The cells were cultured in six-well plates and treated with BPTES (SelleckChem, Houston, TX, USA) or metformin (MP Biomedicals, Solon, OH, USA) for 48 h. After trypsinization and fixation, the cells were prepared for flow cytometry. For apoptosis assays, the cells were stained with PI and annexin V using the FITC Annexin V Apoptosis Detection kit (BD Biosciences, Franklin Lakes, NJ, USA). For cell cycle assays, the cells were stained with a PI PI/Triton X-100 staining solution containing 0.1% (v/v) Triton X-100 (EM Science, Darmstadt, Germany), 0.2 mg/ml DNAse-free RNAse A (Thermo Scientific), and 20 mg/ml PI (Roche, Basel, Switzerland) for 15 minutes at 37 °C. Flow cytometry was performed on a BD FACSCalibur analyzer (BD Biosciences). The data were interpreted using the FlowJo software.

Crystal violet staining

The cells were fixed with 3.7% paraformaldehyde (Fisher Scientific, Kalamazoo, MI, USA) for 5 min and then stained with 0.05% crystal violet (Sigma) for 30 min. After staining, the cells were washed with tap water twice to remove any residual dye and then drained for a couple of minutes. One third to one half of the total well volume of methanol was added in order to solubilize the dye by incubating on a shaker for 5 min. The relative cell numbers were determined by reading the absorbance at wavelength 540.

MTT assay

MTT powder (Life Technologies) was dissolved in phosphate-buffered saline ([PBS]; 5 mg/ml stock solution). The cells were seeded in a 96-well plate. After treatment with BPTES or metformin for 48 h, the medium was replaced with the MTT stock mixed with fresh culture medium (1:10). The cells were then cultured at 37 °C for 4 h. After labeling the cells with MTT, all but 25 μl of the medium was removed and 50 μl of dimethyl sulfoxide was added to dissolve the dye.
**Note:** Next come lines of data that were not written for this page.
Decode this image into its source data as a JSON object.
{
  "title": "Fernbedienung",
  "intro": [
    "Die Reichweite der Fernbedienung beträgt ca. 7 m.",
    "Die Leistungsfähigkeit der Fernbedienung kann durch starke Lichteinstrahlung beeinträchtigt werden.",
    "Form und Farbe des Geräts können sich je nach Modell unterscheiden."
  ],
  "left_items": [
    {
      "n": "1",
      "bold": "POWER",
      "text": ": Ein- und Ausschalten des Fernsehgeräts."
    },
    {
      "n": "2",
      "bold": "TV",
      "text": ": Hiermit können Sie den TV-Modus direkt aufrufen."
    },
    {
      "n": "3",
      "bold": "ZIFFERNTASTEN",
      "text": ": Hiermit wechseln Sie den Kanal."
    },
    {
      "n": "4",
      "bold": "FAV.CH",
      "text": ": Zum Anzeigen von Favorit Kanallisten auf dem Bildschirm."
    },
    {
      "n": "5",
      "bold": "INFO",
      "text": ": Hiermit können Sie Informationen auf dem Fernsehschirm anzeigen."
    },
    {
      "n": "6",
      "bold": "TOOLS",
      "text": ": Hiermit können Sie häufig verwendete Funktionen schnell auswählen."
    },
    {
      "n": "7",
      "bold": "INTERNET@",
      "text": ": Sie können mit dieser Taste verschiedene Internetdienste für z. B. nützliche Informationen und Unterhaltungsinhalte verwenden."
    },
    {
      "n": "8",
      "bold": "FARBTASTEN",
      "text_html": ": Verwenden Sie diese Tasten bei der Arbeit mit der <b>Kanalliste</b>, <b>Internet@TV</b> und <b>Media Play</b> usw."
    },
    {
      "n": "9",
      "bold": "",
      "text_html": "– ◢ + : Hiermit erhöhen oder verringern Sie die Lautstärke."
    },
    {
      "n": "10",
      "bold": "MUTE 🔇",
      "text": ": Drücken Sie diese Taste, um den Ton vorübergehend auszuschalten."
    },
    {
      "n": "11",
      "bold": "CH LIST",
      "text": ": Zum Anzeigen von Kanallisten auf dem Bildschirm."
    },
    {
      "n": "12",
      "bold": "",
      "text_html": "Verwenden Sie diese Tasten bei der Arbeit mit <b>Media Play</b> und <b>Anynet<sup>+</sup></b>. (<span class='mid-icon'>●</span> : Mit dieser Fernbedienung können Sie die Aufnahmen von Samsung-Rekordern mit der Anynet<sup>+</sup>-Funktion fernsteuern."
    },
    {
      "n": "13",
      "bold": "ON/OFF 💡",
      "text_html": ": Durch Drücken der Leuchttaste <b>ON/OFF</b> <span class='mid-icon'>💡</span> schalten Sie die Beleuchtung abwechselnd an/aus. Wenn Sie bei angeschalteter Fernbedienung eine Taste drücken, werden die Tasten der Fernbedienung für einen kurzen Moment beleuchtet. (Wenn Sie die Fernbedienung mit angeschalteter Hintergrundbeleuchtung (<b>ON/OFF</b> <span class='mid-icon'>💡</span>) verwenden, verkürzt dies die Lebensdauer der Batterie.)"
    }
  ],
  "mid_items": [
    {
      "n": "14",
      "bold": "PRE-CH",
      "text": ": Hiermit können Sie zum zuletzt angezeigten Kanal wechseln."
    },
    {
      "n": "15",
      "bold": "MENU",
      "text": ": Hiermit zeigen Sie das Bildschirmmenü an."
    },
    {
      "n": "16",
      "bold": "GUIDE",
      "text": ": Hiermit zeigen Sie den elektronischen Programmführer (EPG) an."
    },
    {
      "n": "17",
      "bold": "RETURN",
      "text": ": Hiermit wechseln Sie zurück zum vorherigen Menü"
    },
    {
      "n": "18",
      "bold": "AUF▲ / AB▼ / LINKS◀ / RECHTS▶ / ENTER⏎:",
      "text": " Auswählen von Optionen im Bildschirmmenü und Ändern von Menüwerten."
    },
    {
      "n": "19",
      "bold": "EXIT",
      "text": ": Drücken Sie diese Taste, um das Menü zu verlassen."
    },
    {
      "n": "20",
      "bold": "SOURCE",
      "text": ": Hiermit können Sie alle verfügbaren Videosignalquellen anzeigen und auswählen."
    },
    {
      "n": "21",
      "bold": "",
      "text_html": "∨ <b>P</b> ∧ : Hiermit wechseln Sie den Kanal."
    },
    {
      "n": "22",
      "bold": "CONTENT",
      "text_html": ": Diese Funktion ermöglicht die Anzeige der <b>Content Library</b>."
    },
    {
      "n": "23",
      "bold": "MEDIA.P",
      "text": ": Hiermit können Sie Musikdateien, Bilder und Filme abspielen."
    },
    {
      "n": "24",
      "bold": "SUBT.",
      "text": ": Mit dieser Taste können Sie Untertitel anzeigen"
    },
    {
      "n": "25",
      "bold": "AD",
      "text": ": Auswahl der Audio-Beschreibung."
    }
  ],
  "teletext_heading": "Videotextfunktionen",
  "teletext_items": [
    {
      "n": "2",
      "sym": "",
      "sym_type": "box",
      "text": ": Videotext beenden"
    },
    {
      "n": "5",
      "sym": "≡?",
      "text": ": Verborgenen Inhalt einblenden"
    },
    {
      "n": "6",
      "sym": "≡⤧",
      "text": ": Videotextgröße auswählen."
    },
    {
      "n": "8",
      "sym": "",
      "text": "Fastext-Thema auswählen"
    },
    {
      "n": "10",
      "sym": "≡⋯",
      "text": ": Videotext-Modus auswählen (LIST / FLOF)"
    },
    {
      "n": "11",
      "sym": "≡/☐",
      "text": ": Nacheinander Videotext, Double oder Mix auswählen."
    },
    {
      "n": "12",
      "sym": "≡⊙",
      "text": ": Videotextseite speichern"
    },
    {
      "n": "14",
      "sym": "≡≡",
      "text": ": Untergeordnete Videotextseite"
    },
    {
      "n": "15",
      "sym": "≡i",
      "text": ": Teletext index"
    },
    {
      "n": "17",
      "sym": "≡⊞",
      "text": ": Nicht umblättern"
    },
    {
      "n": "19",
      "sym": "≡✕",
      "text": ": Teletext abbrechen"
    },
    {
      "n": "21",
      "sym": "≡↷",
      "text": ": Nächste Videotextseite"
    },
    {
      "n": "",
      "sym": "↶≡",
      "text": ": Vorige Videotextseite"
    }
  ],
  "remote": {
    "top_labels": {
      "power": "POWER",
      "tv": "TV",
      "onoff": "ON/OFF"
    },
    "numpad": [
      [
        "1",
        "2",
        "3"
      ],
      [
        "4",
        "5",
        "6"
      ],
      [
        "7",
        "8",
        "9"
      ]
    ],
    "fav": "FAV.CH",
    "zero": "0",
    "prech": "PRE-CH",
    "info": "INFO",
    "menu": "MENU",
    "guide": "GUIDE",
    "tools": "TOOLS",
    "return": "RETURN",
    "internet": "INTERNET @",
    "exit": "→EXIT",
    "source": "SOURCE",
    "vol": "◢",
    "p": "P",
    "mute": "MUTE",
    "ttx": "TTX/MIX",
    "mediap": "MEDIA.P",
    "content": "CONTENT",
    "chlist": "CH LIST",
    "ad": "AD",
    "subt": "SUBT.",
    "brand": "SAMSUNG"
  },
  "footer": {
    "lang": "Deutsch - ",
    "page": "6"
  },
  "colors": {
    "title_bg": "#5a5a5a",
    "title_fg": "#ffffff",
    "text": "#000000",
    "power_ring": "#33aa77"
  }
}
The relative cell viability was determined by reading the absorbance at OD 540.

Study approval

All animal procedures were approved by the Institutional Animal Care and Use Committee (IACUC) at New York University Medical Center and were in compliance with ethical regulations.

Statistics

All of the data are displayed as mean ± SEM. The unpaired t-test was used for the comparison of two groups. A one-way analysis of variance was applied when needed. A Kaplan-Meier survival curve was generated in order to represent the difference between the GLS-low and GLS-high subgroups of the TCGA dataset using the GraphPad Instat Software Program (GraphPad Software, San Diego, CA). A p-value < 0.05 was considered to be statistically significant.